India’s ports are located either on east coast or at west coast. The most ports at west coast are “gateway ports”, they are able to send cargo directly to destinations and thus don’t need transshipment facilities that much. However, Eastern Coast, most of the business is dependent on transshipment facilities. Since we don’t have well developed transshipment ports, we need to rely on such ports located in other countries for that purpose. Currently 25% of India’s cargo containers are being sent to such facilities in Colombo, Singapore, Port Klang {Malaysia}, Salalah port {Oman} and Jebel Ali {Dubai} for transshipment. Out of this, only Colombo only accounts for around 11%. Use of foreign transshipment ports raises costs and competitiveness of India’s business.

This raises questions –why we cannot develop such ports in India? What are government efforts so far? And where we are lagging behind?

Government Efforts So Far

We note that only a few ports in South India have enough water depth to match global cargo handling efficiencies and function as transshipment hubs. Successive governments in India have tried to develop transshipment ports but so far the progress is dismal. Due to policy paralysis, India has also lost the opportunity to become a large hub for Asia–Africa, Asia-US/ Europe container traffic trade. Currently, the country has only one transshipment facility as Vallarpadam Terminal at Cochin port. In July 2016, the Union Cabinet had approved construction of a new port at Vizhinjam in Kerala. This port is to be built by Adani Ports and Special Economic Zone Ltd (APSEZ) at the cost of Rs. 24969 crore in 3 years.

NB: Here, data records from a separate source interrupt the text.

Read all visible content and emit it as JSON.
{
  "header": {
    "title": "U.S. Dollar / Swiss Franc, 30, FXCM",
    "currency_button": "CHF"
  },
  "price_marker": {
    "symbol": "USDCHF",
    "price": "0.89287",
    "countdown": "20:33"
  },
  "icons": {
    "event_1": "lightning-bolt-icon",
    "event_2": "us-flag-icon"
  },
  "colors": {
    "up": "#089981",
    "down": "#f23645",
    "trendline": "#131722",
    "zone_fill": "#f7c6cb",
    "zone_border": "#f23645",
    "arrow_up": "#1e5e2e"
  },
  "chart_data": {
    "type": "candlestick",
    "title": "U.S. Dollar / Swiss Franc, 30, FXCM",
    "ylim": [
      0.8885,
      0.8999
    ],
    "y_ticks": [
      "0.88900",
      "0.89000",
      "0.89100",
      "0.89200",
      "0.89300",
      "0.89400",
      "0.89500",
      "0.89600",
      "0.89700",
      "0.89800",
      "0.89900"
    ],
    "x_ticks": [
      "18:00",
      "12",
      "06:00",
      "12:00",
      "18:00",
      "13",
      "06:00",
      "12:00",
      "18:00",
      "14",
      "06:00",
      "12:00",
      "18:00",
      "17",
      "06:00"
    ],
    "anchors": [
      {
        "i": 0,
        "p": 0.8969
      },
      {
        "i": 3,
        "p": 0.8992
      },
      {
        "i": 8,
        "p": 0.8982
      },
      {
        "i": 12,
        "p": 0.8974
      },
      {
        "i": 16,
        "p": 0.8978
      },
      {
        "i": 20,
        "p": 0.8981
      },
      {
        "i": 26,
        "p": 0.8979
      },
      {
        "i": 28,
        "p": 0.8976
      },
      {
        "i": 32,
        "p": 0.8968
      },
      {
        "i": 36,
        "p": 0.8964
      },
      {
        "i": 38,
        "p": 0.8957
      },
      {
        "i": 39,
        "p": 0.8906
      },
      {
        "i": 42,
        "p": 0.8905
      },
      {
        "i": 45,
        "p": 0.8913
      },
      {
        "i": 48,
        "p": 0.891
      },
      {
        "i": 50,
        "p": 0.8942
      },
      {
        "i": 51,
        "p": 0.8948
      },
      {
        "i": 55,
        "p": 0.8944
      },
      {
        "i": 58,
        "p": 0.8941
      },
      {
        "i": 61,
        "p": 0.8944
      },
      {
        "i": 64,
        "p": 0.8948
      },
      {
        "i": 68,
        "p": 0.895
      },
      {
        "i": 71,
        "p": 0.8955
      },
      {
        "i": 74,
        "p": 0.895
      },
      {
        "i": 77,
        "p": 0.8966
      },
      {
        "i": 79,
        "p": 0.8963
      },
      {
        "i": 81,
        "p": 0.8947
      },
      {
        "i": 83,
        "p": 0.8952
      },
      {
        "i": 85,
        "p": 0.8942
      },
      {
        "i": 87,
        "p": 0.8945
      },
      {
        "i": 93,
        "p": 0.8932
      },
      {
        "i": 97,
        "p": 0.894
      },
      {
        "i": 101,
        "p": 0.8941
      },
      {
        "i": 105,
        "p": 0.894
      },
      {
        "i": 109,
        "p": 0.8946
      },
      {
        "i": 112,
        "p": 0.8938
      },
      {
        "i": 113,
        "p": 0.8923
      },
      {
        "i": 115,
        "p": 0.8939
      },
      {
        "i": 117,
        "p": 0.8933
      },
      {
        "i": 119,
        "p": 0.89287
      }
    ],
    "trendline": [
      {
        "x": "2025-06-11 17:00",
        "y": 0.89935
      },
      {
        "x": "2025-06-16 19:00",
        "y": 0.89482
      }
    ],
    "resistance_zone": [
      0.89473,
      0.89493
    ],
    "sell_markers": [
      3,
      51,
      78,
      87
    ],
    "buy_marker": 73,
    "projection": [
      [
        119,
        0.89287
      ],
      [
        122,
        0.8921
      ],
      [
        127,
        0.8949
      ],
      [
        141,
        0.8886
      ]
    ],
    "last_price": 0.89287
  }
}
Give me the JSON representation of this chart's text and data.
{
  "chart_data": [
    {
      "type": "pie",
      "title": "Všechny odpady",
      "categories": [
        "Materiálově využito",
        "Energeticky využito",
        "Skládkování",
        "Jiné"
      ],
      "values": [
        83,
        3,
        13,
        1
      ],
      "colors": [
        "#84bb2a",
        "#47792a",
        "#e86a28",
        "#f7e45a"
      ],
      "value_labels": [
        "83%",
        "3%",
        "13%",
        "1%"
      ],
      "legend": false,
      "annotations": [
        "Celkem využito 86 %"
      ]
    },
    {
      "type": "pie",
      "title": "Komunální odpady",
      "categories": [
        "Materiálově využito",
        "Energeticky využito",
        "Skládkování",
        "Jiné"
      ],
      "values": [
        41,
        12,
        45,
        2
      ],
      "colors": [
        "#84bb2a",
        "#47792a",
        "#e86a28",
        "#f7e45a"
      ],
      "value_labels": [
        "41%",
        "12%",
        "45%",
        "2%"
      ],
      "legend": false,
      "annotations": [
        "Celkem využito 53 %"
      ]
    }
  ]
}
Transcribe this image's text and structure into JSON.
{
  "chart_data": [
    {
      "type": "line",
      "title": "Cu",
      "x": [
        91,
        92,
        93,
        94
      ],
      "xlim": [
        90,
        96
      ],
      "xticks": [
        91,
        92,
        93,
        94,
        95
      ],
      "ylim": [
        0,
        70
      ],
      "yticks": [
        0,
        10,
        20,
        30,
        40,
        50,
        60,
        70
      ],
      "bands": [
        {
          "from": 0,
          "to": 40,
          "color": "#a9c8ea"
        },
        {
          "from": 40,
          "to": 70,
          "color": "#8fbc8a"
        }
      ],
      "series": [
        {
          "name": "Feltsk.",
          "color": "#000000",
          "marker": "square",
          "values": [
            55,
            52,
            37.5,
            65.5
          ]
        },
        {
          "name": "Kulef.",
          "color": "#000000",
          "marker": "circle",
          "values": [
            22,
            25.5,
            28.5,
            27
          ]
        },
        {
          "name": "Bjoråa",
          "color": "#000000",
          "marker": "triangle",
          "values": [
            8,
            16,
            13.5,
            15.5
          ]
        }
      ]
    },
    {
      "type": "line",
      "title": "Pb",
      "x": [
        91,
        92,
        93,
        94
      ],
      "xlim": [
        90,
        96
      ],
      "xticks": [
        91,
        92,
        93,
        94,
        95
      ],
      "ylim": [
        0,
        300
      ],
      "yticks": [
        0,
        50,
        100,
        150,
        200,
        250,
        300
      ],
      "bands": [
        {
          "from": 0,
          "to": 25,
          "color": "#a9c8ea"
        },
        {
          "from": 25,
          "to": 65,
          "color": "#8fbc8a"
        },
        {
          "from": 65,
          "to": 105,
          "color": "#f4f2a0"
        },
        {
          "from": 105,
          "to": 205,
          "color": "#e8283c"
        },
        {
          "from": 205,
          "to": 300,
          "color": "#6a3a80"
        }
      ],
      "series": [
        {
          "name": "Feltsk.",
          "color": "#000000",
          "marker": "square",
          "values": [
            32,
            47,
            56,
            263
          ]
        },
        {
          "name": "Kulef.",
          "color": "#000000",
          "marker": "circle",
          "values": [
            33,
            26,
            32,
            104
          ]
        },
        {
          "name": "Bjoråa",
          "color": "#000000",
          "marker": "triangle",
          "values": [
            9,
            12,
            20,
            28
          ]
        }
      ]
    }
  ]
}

Another such port is Colachel International Seaport or Enayam port near Kanyakumari in Tamil Nadu for which the Union Government has given in principle approval. This Rs. 28000 crore port is to come up on land which includes 500 acres of land reclaimed from the sea. Vizhinjam and Enayam ports are located only 30 kilometers from each other. All these have same objective, to bring back transshipment of India and Indian sub-continent to an Indian port.

Assessment of Competition

Currently, Singapore is the busiest trans-shipment port in the world, while Colombo is among top 15. As discussed above, Colombo is a hub for transhipments from India and accounts for India’s 10-11% cargo business. The country annually pays Rs. 1500 crore for transshipment to these ports. Further, in Hambantota in the south of Sri Lanka, China has built a sea port & airport. China is also developing Pakistan’s Gwadar seaport as a part of China-Pakistan Economic Corridor.

Performance of Vallarpadam Terminal

India’s Vallarpadam terminal has been struggling so far and has not been able to cause even a scratch on the back of Colombo. This is mainly because of these reasons: Firstly, a depth of 14.5 metres at Vallarpadam is insufficient to attract big mainline ships with a capacity to carry over 10,000 TEUs. {TEU= Twenty-foot equivalent unit, or the size of a standard cargo container}. Secondly, this terminal was stung by India’s red tape. It started in 2011 but took several years to ease rules and allow foreign flagged container ships to ply between Vallarpadam and other Indian ports carrying export-import containers.

What should be done?

During all these years, Colombo has become much stronger while Vallarpadam has struggled. The development of two new ports raises hope of India’s rise in transshipment field.  Enayam and Vizhinjam’s business proposition is that they can complete for a share of the world’s transshipment cargo since India lies nearly at the mid-point of the east-west trade. However, transshipment is totally a cost game. India will not only need fast track development but also need to be competitive in rates to compete with Colombo. The government will also need to further relax the cabotage rules and attract Indian containers trans-shipped through foreign hub ports to Indian ports.